The homebuilt confocal microscope is based on the body of a Zeiss Axiovert 200. Either a frequency doubled Nd:YAG continuous wave laser or a pulsed laser (LDH-P-FA-530, PicoQuant) were used to create the excitation light around 532 nm. A large-numerical-aperture air microscope objective mounted on a 1D piezo stage (MIPOS 100, piezosystem jena) focussed the excitation light and collected the fluorescence. The sample was scanned by a 2D piezo stage (PXY 80 D12, piezosystem jena). Collected fluorescence light was separated from the excitation laser by a dichroic mirror. Then, it was either spatially filtered and sent to a grating spectrometer or it was spectrally filtered by RG630 glass, split by a 50/50 beam splitter and directed towards two pinholes. These pinholes could be independently adjusted to spatially filter out different spots of the image plane, so that cross correlations could be measured. After the pinholes the light was directed to avalanche photodiodes (SPCM-AQR-14/SPCM-AQRH-14, Perkin Elmer).

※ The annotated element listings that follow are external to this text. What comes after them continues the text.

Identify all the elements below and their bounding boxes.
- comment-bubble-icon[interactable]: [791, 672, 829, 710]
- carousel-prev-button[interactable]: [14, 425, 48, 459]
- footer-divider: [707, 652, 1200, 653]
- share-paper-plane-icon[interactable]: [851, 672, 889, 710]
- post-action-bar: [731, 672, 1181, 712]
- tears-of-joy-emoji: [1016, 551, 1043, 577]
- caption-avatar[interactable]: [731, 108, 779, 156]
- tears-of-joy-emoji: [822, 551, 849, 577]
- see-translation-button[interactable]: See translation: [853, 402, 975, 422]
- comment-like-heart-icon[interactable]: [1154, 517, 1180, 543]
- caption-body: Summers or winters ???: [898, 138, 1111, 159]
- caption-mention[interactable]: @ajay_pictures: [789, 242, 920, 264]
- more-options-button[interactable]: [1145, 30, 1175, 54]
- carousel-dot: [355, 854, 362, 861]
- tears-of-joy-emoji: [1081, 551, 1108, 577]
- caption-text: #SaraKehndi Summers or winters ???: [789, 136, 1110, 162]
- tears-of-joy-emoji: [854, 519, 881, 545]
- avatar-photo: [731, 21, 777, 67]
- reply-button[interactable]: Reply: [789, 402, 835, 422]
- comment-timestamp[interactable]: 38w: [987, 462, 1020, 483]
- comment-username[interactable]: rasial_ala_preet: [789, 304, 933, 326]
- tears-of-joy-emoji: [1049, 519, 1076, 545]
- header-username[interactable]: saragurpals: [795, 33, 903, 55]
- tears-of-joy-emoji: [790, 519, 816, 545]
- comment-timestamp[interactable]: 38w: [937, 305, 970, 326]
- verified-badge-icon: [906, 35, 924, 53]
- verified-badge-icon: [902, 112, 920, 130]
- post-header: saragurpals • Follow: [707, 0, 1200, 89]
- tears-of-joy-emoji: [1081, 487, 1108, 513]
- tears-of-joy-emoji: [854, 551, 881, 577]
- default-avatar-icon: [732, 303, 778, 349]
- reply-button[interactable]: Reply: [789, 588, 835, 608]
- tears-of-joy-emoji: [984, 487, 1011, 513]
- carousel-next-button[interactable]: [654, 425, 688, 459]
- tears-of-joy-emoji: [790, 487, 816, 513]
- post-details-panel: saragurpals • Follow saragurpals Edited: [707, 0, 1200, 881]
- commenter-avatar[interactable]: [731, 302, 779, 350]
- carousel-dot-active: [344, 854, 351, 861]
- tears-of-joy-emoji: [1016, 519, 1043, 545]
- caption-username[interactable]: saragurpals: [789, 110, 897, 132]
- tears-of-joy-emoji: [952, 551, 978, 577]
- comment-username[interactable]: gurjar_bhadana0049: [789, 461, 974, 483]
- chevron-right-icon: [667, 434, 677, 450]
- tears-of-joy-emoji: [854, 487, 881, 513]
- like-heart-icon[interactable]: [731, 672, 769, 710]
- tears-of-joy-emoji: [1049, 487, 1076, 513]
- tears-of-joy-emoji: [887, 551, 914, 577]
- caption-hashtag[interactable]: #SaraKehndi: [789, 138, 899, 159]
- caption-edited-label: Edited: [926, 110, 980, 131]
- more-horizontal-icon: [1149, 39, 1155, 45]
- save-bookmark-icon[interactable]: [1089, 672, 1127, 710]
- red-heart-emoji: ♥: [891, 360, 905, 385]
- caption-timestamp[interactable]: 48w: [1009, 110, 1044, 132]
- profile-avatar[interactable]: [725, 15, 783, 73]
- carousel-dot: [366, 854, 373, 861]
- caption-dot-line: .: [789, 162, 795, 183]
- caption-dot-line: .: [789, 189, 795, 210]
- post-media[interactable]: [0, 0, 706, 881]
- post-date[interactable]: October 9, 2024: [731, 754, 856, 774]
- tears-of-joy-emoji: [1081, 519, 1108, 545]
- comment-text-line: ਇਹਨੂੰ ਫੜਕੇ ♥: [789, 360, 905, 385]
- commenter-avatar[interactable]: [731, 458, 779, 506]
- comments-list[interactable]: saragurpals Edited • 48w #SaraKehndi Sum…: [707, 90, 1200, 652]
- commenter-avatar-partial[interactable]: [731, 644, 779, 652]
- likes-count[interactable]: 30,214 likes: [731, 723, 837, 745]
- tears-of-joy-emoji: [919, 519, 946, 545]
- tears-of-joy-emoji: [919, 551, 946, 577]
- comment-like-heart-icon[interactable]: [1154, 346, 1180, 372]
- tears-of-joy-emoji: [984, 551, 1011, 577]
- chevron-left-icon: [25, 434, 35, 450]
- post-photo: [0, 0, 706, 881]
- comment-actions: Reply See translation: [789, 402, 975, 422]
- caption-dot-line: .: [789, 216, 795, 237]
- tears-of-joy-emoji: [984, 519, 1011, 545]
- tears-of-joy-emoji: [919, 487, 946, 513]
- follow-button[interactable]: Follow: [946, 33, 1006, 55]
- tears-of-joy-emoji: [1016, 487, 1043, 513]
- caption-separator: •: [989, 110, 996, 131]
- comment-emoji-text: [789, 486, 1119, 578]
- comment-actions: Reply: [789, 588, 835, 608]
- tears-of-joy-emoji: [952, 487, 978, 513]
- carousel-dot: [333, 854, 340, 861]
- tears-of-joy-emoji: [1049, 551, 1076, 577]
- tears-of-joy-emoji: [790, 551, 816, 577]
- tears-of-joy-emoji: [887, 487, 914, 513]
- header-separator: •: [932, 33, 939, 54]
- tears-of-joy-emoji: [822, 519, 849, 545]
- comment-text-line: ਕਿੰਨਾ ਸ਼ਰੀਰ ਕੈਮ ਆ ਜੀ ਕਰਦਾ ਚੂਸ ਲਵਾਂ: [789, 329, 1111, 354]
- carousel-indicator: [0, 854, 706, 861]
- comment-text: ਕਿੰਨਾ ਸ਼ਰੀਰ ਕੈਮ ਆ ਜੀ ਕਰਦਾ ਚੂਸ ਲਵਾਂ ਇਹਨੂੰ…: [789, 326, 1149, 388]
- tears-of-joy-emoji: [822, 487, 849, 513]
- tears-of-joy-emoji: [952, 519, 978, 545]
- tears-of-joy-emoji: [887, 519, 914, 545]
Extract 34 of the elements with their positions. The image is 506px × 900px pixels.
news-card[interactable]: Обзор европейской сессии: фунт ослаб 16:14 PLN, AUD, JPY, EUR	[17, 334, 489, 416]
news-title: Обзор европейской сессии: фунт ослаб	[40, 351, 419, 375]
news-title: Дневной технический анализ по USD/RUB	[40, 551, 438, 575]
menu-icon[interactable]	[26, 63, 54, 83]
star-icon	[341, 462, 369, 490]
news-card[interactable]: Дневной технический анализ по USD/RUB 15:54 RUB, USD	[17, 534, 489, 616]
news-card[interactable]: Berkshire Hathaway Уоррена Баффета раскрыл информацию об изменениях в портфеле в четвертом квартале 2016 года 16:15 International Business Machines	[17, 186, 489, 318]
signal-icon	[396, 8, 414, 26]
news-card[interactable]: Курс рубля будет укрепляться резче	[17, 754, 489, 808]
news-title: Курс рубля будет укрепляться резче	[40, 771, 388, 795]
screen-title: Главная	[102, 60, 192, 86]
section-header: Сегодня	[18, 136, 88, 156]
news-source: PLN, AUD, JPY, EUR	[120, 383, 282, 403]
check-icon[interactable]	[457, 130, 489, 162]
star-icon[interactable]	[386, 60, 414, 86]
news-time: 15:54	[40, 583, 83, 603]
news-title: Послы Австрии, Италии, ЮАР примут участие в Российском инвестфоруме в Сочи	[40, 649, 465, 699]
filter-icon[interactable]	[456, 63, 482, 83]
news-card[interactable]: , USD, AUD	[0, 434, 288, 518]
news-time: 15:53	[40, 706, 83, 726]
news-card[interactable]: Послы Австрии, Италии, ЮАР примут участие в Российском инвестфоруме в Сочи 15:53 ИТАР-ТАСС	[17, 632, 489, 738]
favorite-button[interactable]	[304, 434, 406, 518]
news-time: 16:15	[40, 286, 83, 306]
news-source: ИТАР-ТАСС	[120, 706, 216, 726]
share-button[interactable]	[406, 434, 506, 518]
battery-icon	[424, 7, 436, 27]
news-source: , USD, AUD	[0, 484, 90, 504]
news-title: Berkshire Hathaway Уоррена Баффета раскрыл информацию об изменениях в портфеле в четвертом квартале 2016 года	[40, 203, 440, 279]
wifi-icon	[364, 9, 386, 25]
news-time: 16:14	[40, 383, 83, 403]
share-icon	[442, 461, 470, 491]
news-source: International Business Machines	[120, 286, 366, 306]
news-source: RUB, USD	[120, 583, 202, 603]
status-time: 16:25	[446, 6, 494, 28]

To perform correlation measurements at the waveguide ends, an oil-immersion microscope objective (UPlanSApo 60XO, Olympus) was used for collecting the light, while different air objectives were used to focus the excitation laser onto the sample from the other side. The air objectives were mounted on a 3D piezo system (PXY100 ID and MIPOS 100, piezosystem jena) to enable scanning of the excitation spot while the sample was kept at a fixed position. Also, the 50/50 beam splitter within the HBT setup could be replaced by a D-shaped mirror in an image plane in cases where cross-correlation measurements with high count rates were needed.

Q-factor measurements

The mode structure of the disc resonators was analysed by means of coupling in a tunable external-cavity diode laser (Velocity Series, New Focus) at around 770 nm via the evanescent fields of a tapered optical fibre. By tuning the frequency of the laser over the distinct whispering gallery modes, light was coupled into the resonator and different modes could be observed as Lorentzian shaped dips in the transmitted power. The polarization of the incoming light was chosen to maximize the coupling depth. For normalizing the data sets, we first performed a reference scan with an uncoupled fibre taper and compared the results to the situation when the same taper was coupled to the resonator. This provided direct access to the different coupling depths and cancelled out overlaying power modulations caused by slightly non-adiabatic taper transitions.

The Q-factors were calculated from the dips by a Lorentzian fit function with an additional linear term to better match the local environment of the resonances. The fibre taper used had a waist diameter of 1.5 μm. Measurements were performed in full contact.